Having put its first fleet of fully self-driving cars on the road, Waymo is turning its attention to self-driving trucks.
Since its beginnings as Google’s self-driving car project in 2009, Waymo has focused on getting passengers from A to B with AI at the wheel. Its autonomous vehicles have driven five million miles and navigated complex streets, and along the way the company has launched its own reference vehicle, Firefly.
Now, as an independent enterprise, Waymo has turned its attention to logistics. Its self-driving truck pilot will launch in Atlanta, Georgia, this week, carrying cargo bound for Google’s data centres.

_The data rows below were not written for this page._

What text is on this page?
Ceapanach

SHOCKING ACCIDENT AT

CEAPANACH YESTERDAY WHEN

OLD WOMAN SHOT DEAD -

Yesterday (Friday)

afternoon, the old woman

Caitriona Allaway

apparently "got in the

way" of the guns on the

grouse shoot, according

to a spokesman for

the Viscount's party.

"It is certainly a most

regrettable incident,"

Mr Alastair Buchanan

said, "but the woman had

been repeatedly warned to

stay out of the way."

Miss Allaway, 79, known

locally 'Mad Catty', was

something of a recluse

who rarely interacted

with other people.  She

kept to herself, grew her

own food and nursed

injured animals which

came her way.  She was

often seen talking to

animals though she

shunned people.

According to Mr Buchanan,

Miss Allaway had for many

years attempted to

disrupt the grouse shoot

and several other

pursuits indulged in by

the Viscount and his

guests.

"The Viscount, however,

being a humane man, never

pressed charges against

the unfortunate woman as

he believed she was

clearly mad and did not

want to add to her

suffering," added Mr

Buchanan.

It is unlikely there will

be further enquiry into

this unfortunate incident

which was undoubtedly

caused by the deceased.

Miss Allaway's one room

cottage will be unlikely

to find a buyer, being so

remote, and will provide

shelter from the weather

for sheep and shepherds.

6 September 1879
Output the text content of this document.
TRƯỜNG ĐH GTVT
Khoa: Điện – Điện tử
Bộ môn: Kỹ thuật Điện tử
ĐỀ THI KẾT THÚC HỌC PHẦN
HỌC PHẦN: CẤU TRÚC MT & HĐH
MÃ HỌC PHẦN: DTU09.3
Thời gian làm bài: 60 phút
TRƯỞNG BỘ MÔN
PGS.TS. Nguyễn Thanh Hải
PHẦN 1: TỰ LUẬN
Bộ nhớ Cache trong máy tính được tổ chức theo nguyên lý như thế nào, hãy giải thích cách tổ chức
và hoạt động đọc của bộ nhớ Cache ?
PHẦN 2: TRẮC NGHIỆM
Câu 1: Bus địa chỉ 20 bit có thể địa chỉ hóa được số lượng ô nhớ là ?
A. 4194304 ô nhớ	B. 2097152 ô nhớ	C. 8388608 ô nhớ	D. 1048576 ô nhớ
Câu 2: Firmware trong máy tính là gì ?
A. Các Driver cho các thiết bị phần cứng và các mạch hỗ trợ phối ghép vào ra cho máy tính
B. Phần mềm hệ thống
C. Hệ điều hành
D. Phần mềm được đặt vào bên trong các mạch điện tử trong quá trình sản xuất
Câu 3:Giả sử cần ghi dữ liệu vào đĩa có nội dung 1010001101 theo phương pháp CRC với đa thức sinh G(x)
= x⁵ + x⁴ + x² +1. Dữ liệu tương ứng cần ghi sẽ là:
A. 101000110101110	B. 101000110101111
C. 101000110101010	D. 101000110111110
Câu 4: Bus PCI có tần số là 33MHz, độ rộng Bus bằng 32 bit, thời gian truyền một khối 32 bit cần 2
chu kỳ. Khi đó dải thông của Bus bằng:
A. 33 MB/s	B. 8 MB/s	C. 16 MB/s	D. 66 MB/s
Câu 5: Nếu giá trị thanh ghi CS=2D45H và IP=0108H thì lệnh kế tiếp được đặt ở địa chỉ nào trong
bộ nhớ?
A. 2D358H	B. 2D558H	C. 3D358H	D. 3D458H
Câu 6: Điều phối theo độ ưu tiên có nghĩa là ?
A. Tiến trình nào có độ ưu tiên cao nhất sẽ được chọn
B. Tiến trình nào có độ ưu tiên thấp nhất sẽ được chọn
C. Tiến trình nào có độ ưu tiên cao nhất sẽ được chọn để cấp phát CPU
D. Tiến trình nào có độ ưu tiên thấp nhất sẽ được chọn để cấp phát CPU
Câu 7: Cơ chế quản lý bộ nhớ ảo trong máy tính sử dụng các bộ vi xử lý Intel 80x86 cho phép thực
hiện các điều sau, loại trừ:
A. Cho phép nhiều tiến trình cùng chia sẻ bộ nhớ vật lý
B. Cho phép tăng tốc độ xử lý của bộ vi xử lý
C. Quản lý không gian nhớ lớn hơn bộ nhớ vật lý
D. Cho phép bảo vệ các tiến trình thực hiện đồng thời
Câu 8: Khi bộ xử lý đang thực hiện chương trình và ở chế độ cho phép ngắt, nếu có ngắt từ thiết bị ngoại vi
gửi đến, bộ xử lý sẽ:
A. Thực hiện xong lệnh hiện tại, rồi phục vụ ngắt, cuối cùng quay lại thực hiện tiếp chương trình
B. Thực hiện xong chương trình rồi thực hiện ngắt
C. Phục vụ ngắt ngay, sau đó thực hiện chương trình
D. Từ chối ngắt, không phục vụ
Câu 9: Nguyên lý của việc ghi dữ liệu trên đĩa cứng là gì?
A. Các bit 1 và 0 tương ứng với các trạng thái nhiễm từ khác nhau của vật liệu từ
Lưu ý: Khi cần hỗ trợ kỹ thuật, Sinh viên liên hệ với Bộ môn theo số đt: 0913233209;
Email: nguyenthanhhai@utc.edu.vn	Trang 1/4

The past year has seen Waymo road test its trucks in California and Arizona, adapting its self-driving technology to cope with the different braking, turning, and blind spot needs that come with fully laden articulated vehicles.
As one of the biggest logistical hotspots in the country, Atlanta was an obvious candidate for the pilot, as well as a natural environment for Google’s own logistical operations.
The pilot was announced in a blog post from Waymo:
“This pilot, in partnership with Google’s logistics team, will let us further develop our technology and integrate it into the operations of shippers and carriers, with their network of factories, distribution centres, ports, and terminals.
As our self-driving trucks hit the highways in the region, we’ll have highly-trained drivers in the cabs to monitor systems and take control if needed.
Internet of Business says
We hope that this repurposing of Waymo’s self-driving technology for delivery trucks speaks to its capabilities and growing maturity. Here, apparently, is AI technology that is not only advanced, but flexible too.
By using the same suite of proprietary sensors, its cameras and LiDAR system, the software can apply all it has learnt from self-driving cars to trucks – and presumably apply that data to both sets of vehicles on the road, such as when an autonomous car meets a driverless truck in difficult driving conditions.
Waymo says it has put five million self-driven miles on the clock and five billion in simulation, after almost a decade in the business. This will stand it in good stead to become a major player in what will be a huge self-driving truck industry.
Waymo’s blog post refers to trucking as a vital part of the American economy, and claims that the technology has the potential to make this sector “safer and even stronger”. While this may be true, it needs urgent qualification, because it certainly won’t appear so to the millions of professional drivers in the US.
Estimates vary, but the American Trucking Association (ATA) says that there are 3.5 million truck drivers currently working in America, shifting 70 percent of the country’s entire freight tonnage. Nearly nine million jobs are supported by the road freight industry alone, according to the ATA.
Other estimates suggest that 3.5 million is the total number of professional driving jobs in the US, with freight haulage being the most common. Whichever is correct, truck driving is certainly the most common job in many US states – particularly in the logistical hotspot around Georgia.
US government statistics reveal that many more people work as taxi drivers, bus drivers, and in other professional driving positions, again supporting millions of jobs.
So for companies such as Waymo and Google, and their growing number of rivals in this sector, autonomous vehicles may represent an enormous opportunity, but also a significant social, cultural, and economic risk for the country.
In many areas of automation, companies talk of AI and robotics augmenting human employees and allowing them to offload menial or repetitive tasks. But one person’s menial task is another person’s life and heritage. When it comes to self-driving vehicles and logistics, therefore, the job losses could be stark when there is no longer a person sitting behind the windshield – or no longer a cab at all.
That said, perhaps Waymo is pitching itself at filling a human need, rather than replacing employees. In its latest statistical roundup, the ATA estimates that there may be more than 115,000 unfilled truck driving positions in the US.